Saint-Porchaire ware

Saint-Porchaire Standing Saltcellar, ca. 1555, just over six inches tall.

Saint-Porchaire ware is the earliest very high quality French pottery. It is white lead-glazed earthenware often conflated with true faience, that was made for a restricted French clientele from the 1520s to the 1540s. Only about sixty pieces of this ware survive,[1] all of them well known before World War II. None have turned up in the last half-century. When collectors first noticed this ware in the nineteenth century, the tradition of where it had been made had been lost, and it was only known as Henri II ware,[2] for some pieces bore the king's monogram. Its style clearly showed the influence of the Fontainebleau School of Mannerist decor, which introduced the Italian Renaissance to France. In 1898 Edmond Bonaffé linked its source for the first time to the village of Saint-Porchaire (nowadays a part of Bressuire, Poitou). He noted that in 1552 Charles Estienne had spoken of the beauty of the Saint-Porchaire ware, and that in 1566 a local poet had praised it in a poem and cited 16th-century inventories that includes objects of terre de Saint-Porchaire or made façon de Saint-Porchaire.

The attribution to this small village raises more questions than it answers. There is no archaeological evidence at Saint-Porchaire to support the village as the kiln site, and the sophisticated range of design sources, both engravings and actual examples of metalwork seems beyond the cultural horizon of a place far from Fontainebleau and Paris.[3]

The production of Saint-Porchaire ware was labour-intensive, and in overall decorative design, no two pieces are alike. The basic clay shapes were thrown on the wheel and perhaps refined on the lathe or were assembled from shaped slabs of clay; the candlesticks, for example, were assembled from more than a hundred separate components.[4] Mould-formed sculptural decoration was applied with slip to make relief masks, festoons, and the like. Additionally, hand-modelled figures might serve as handles for ewers. Banding and fields of fine geometrical decoration or rinceaux were made by repeatedly impressing metal dies into the leather-hard body; after further drying the impressions were filled with dark brown, rust red or ochre yellow clay slip that was rubbed off the surface to give an inlay with a discreet range of colors. Further touches of colored slip, such as a spinach green, were applied.

The surface was then covered with a lead glaze that fired to give a slightly golden transparency. Salt cellars, standing cups with covers, plateaux, ewers and the spouted vessels called biberons, and candlesticks, often in distinctive bizarre and fantastic designs derived from Mannerist silver- and goldsmiths' work, are the usual forms of Saint-Porchaire wares. Many armorials on Saint-Porchaire wares show that its clients were from the nobility,[5] and religious institutions, in addition to wares that bear the royal arms.

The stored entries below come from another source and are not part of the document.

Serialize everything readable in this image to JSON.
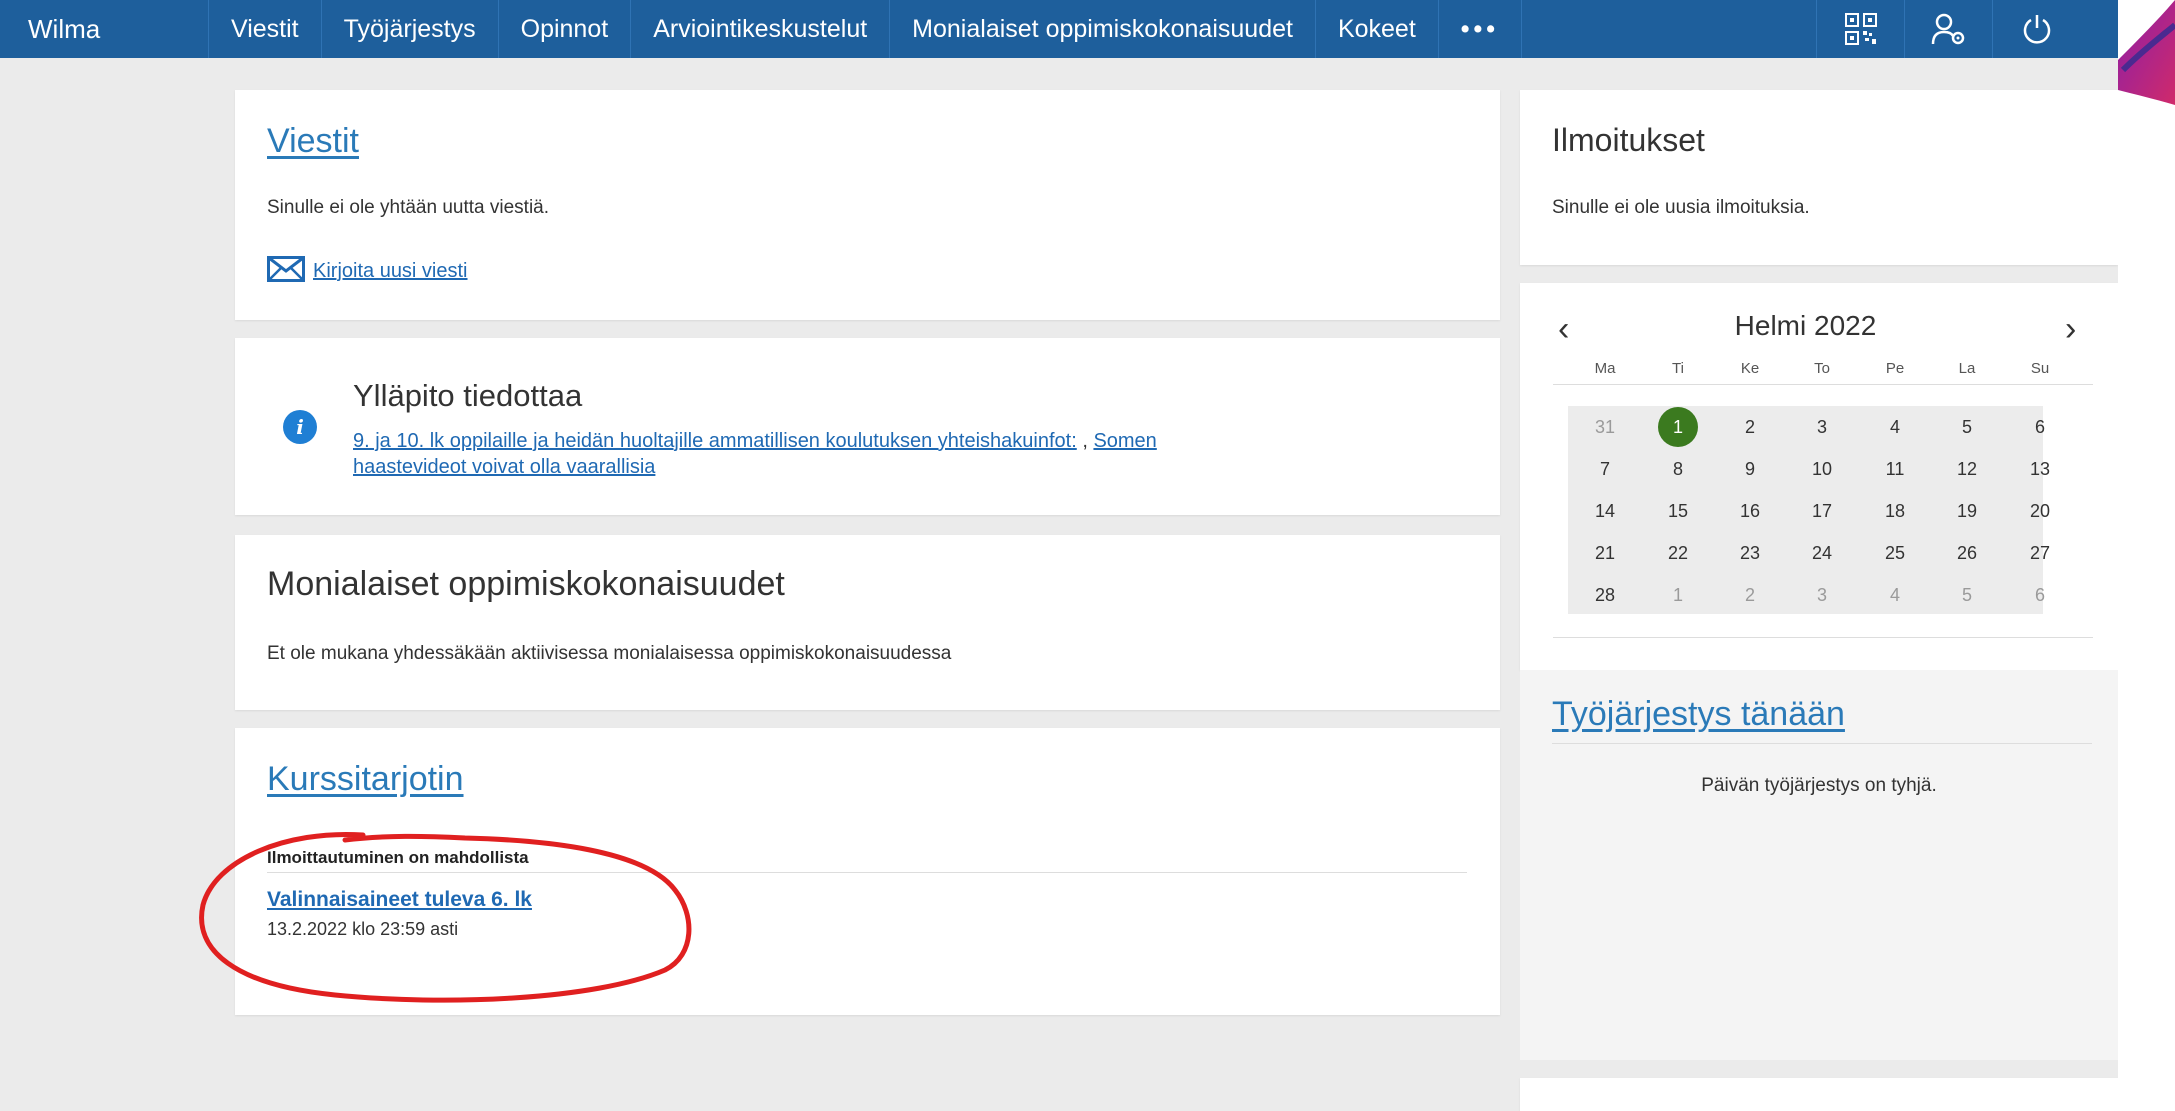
{
  "app": {
    "brand": "Wilma"
  },
  "nav": {
    "items": [
      "Viestit",
      "Työjärjestys",
      "Opinnot",
      "Arviointikeskustelut",
      "Monialaiset oppimiskokonaisuudet",
      "Kokeet"
    ],
    "more": "•••"
  },
  "top_icons": [
    "qr-code-icon",
    "user-settings-icon",
    "power-icon"
  ],
  "viestit": {
    "title": "Viestit",
    "message": "Sinulle ei ole yhtään uutta viestiä.",
    "new_message_link": "Kirjoita uusi viesti"
  },
  "yllapito": {
    "title": "Ylläpito tiedottaa",
    "link1": "9. ja 10. lk oppilaille ja heidän huoltajille ammatillisen koulutuksen yhteishakuinfot:",
    "separator": " , ",
    "link2_line1": "Somen",
    "link2_line2": "haastevideot voivat olla vaarallisia"
  },
  "monialaiset": {
    "title": "Monialaiset oppimiskokonaisuudet",
    "message": "Et ole mukana yhdessäkään aktiivisessa monialaisessa oppimiskokonaisuudessa"
  },
  "kurssitarjotin": {
    "title": "Kurssitarjotin",
    "subheading": "Ilmoittautuminen on mahdollista",
    "item_link": "Valinnaisaineet tuleva 6. lk",
    "item_deadline": "13.2.2022 klo 23:59 asti"
  },
  "ilmoitukset": {
    "title": "Ilmoitukset",
    "message": "Sinulle ei ole uusia ilmoituksia."
  },
  "calendar": {
    "month_label": "Helmi 2022",
    "prev": "‹",
    "next": "›",
    "weekdays": [
      "Ma",
      "Ti",
      "Ke",
      "To",
      "Pe",
      "La",
      "Su"
    ],
    "weeks": [
      [
        "31",
        "1",
        "2",
        "3",
        "4",
        "5",
        "6"
      ],
      [
        "7",
        "8",
        "9",
        "10",
        "11",
        "12",
        "13"
      ],
      [
        "14",
        "15",
        "16",
        "17",
        "18",
        "19",
        "20"
      ],
      [
        "21",
        "22",
        "23",
        "24",
        "25",
        "26",
        "27"
      ],
      [
        "28",
        "1",
        "2",
        "3",
        "4",
        "5",
        "6"
      ]
    ],
    "today": "1",
    "today_color": "#3b7a1f"
  },
  "tyojarjestys": {
    "title": "Työjärjestys tänään",
    "message": "Päivän työjärjestys on tyhjä."
  },
  "colors": {
    "nav_bg": "#1e5f9c",
    "link": "#2a7ab8",
    "annotation": "#e02020"
  }
}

Recent findings suggest Bernard Palissy may have employed some Saint-Porchaire techniques at his Paris workshop, 1565-72.[6] Other than that, the experiment at Saint-Porchaire remained without precedents[7] and without direct influence in the development of French ceramics, which, apart from Palissy's experiments, started anew with increasingly fine faience in the later seventeenth century.

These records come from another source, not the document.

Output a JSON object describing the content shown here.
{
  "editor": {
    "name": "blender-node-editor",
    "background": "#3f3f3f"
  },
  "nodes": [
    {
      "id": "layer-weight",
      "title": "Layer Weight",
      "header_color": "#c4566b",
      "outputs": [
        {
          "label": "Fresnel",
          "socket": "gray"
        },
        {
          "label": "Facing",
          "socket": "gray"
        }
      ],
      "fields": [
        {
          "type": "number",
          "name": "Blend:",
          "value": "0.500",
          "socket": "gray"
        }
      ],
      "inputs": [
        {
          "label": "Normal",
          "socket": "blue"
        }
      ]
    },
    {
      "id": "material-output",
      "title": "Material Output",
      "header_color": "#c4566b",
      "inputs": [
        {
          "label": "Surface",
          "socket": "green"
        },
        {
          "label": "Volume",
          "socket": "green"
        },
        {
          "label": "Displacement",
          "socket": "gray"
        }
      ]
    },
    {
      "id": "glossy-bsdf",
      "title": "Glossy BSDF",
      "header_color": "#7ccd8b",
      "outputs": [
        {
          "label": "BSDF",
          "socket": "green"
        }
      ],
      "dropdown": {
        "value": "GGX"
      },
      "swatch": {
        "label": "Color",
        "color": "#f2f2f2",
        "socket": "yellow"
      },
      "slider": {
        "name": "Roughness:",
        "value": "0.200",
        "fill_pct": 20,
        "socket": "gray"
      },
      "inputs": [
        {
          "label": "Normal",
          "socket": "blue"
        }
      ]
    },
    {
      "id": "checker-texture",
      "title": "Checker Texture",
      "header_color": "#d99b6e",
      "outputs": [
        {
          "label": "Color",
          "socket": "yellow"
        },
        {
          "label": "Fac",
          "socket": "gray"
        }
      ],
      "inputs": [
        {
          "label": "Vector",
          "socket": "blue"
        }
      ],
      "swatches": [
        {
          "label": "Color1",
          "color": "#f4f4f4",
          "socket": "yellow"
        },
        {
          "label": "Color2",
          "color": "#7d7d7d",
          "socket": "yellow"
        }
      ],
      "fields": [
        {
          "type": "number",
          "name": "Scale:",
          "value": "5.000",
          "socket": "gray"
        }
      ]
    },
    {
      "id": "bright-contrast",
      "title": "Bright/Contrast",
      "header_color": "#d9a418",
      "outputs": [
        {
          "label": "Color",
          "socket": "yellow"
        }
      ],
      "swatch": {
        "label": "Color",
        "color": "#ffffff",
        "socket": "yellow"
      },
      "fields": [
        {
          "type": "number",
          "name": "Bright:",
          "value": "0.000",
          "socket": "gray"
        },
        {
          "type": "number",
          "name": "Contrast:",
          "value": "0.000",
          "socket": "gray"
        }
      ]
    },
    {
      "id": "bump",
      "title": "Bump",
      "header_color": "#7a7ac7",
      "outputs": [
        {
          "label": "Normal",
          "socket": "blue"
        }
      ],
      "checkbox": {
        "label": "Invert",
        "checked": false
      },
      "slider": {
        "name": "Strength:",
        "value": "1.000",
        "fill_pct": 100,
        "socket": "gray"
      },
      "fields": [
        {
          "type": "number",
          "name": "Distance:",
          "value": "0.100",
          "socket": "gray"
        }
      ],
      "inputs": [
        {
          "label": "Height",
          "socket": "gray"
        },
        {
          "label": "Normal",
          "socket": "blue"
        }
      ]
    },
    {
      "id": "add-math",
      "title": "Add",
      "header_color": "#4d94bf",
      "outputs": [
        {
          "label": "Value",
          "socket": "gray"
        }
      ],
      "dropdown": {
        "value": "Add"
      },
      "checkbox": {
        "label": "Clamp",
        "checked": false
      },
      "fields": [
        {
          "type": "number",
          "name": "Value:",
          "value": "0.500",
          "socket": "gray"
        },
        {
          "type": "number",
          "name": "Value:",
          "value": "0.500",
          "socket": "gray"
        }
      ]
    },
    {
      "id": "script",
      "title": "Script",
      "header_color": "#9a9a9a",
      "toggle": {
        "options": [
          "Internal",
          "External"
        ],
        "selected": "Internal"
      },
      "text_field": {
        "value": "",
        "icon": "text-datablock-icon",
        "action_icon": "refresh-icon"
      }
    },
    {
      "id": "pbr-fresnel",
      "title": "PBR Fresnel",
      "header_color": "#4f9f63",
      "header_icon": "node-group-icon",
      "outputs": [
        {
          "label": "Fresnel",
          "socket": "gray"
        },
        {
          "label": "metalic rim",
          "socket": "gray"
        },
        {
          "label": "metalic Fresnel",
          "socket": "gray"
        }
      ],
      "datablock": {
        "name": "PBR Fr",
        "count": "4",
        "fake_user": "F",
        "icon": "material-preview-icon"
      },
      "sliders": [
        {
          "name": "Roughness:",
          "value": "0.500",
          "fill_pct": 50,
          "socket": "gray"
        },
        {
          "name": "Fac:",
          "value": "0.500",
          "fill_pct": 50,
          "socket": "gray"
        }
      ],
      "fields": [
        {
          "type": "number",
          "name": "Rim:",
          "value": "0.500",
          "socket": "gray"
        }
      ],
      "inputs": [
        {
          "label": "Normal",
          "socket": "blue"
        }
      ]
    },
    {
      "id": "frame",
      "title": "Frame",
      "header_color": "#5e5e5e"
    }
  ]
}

Museum collections with three or more pieces include: Louvre, Musée du Petit Palais Paris, National Ceramic Museum at Sèvres, Victoria and Albert Museum, Metropolitan Museum of Art, Morgan Library and Museum,[8]National Gallery of Art Washington, Cleveland Museum of Art, & Hermitage Museum.[9]


See also

Notes

  1. Wardropper, Ian. "Ceramics in the French Renaissance". In Heilbrunn Timeline of Art History. New York: The Metropolitan Museum of Art, 2000–
  2. Faïence d'Oiron was another term in the trade, under the mistaken impression that the manufacture had been sited at Oiron in the département of Deux-Sèvres; some pieces of Saint-Porchaire ware had been conserved at the Château d'Oiron.
  3. These concerns are raised by Poulain 1997 and Timothy Wilson's review in The Burlington Magazine 139 No. 1137 (December 1997:894f). (Wilson 1997).
  4. An observation from the exhibition catalogue, Bernard Palissy et la céramique de Saint-Porchaire noted in the review by Timothy Wilson (Wilson 1997)
  5. A ewer at the Louvre Museum bears the monogram G of Gilles de Montmorency-Laval.
  6. Dominique Poulain, curator, Bernard Palissy et la céramique de Saint-Porchaire, exhibition catalogue, Château d'Écouen, 1997; the exhibition brought together 38 pieces.
  7. "There are no convincing ceramic precedents. The stylistic relationships are many, and consistently non-ceramic" Timothy Wilson observed in reviewing the 1997 Écouen exhibition (Wilson 1997:895).
  8. The Metropolitan Museum and the Morgan Library share the eight pieces that had been brought together in the collection of J. Pierpont Morgan.